“Es evidente que la pobreza es el gran obstáculo por superar del pueblo mapuche. Más aún si profundizamos la crisis con el abandono de un país que jura que el desarrollo, y, lo que es peor, la felicidad, pasan por los kilómetros de carreteras construidos o el avance tecnológico en los celulares”.
Siempre me ha llamado la atención ver que lo que se muestra por televisión es completamente distinto a lo que en verdad ocurre. Generalmente es una percepción equivocada y llena de prejuicios.

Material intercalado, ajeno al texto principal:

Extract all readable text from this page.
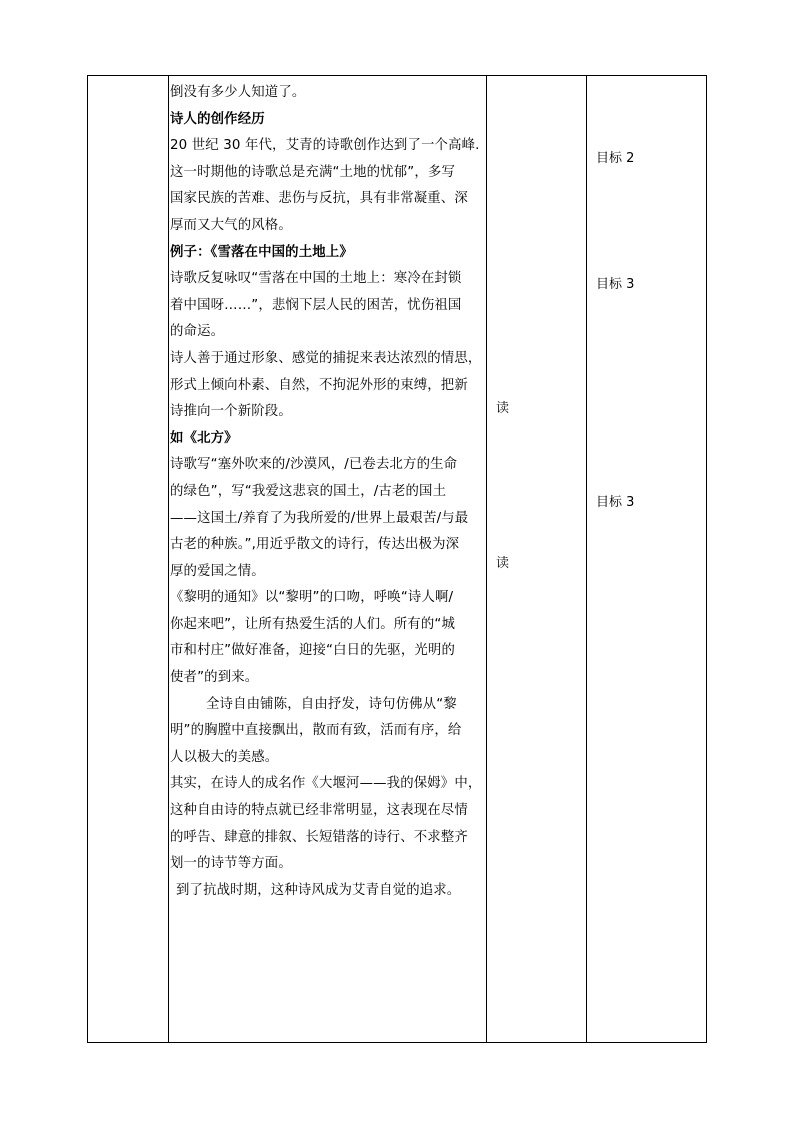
倒没有多少人知道了。

诗人的创作经历

20 世纪 30 年代，艾青的诗歌创作达到了一个高峰.

这一时期他的诗歌总是充满“土地的忧郁”，多写

国家民族的苦难、悲伤与反抗，具有非常凝重、深

厚而又大气的风格。

例子：《雪落在中国的土地上》

诗歌反复咏叹“雪落在中国的土地上：寒冷在封锁

着中国呀……”，悲悯下层人民的困苦，忧伤祖国

的命运。

诗人善于通过形象、感觉的捕捉来表达浓烈的情思，

形式上倾向朴素、自然，不拘泥外形的束缚，把新

诗推向一个新阶段。

如《北方》

诗歌写“塞外吹来的/沙漠风，/已卷去北方的生命

的绿色”，写“我爱这悲哀的国土，/古老的国土

——这国土/养育了为我所爱的/世界上最艰苦/与最

古老的种族。”,用近乎散文的诗行，传达出极为深

厚的爱国之情。

《黎明的通知》以“黎明”的口吻，呼唤“诗人啊/

你起来吧”，让所有热爱生活的人们。所有的“城

市和村庄”做好准备，迎接“白日的先驱，光明的

使者”的到来。

全诗自由铺陈，自由抒发，诗句仿佛从“黎

明”的胸膛中直接飘出，散而有致，活而有序，给

人以极大的美感。

其实，在诗人的成名作《大堰河——我的保姆》中，

这种自由诗的特点就已经非常明显，这表现在尽情

的呼告、肆意的排叙、长短错落的诗行、不求整齐

划一的诗节等方面。

到了抗战时期，这种诗风成为艾青自觉的追求。

读
读
目标 2
目标 3
目标 3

Eso es lo que me pasa ahora con tanta imagen negativa mostrada sobre la situación mapuche, versus los recientes comentarios de nuestros voluntarios —estudiantes secundarios y universitarios—, que hace poco fueron a trabajar por el Desafío y a vivir la realidad de las comunidades mapuches del lago Budi, en Puerto Saavedra, en la Región de la Araucanía. Según la CASEN 2006, Saavedra está dentro de las diez comunas más pobres de Chile y la segunda a nivel regional.
En esta región, Desafío ha implementado el programa Primera Infancia, construcción del colegio rural de Vega Redonda en Vilcún, y el programa Comercio Justo que promueve el área de Emprendimiento de Desafío en la región. El objetivo es buscar emprendedores en cada rincón de la Araucanía. Este programa nos hace partícipes del otro terremoto, el que descubrimos cuando se derribaron los muros del 27/F: el de vivir, como familia, con menos de setenta y dos mil pesos al mes.
La incapacidad de generar políticas sociales eficientes, condiciona demasiado el futuro, sobre todo de las nuevas generaciones que se ven postergadas por la escasa oferta laboral existente y una educación que, a pesar de tener más años de escolaridad, se encuentra marcada a fuego por la desesperanza.
Es evidente que la pobreza es el gran obstáculo por superar del pueblo mapuche. Más aún si profundizamos la crisis con el abandono de un país que jura que el desarrollo, y, lo que es peor, la felicidad, pasan por los kilómetros de carreteras construidos o el avance tecnológico en los celulares.
La brecha existe y es profunda
Nuestra generación tiene ganas de ser parte de la solución. Si vamos y escuchamos atentos a las personas que viven en el aislamiento de las comunidades de mar a cordillera de la región y levantamos sus necesidades para generar medidas en conjunto; políticas sociales desde el Estado y proyectos desde el mundo privado que rentabilicen lo mejor que saben hacer; si somos capaces de traspasar confianza a quienes por causa de la historia sienten que los han pasado a llevar; si a cada producto que saquen de su tierra y hagan con sus manos los rotulamos con una etiqueta de Comercio Justo y promovemos puntos de venta locales y mundiales (más allá del tan codiciado merkén); si llevamos a los mejores profesores a hacer clases en las comunas más pobres del país al costo que sea; ¡si creemos en tantas otras ideas!, entregaríamos dignidad y pagaríamos una deuda que no resiste plazo.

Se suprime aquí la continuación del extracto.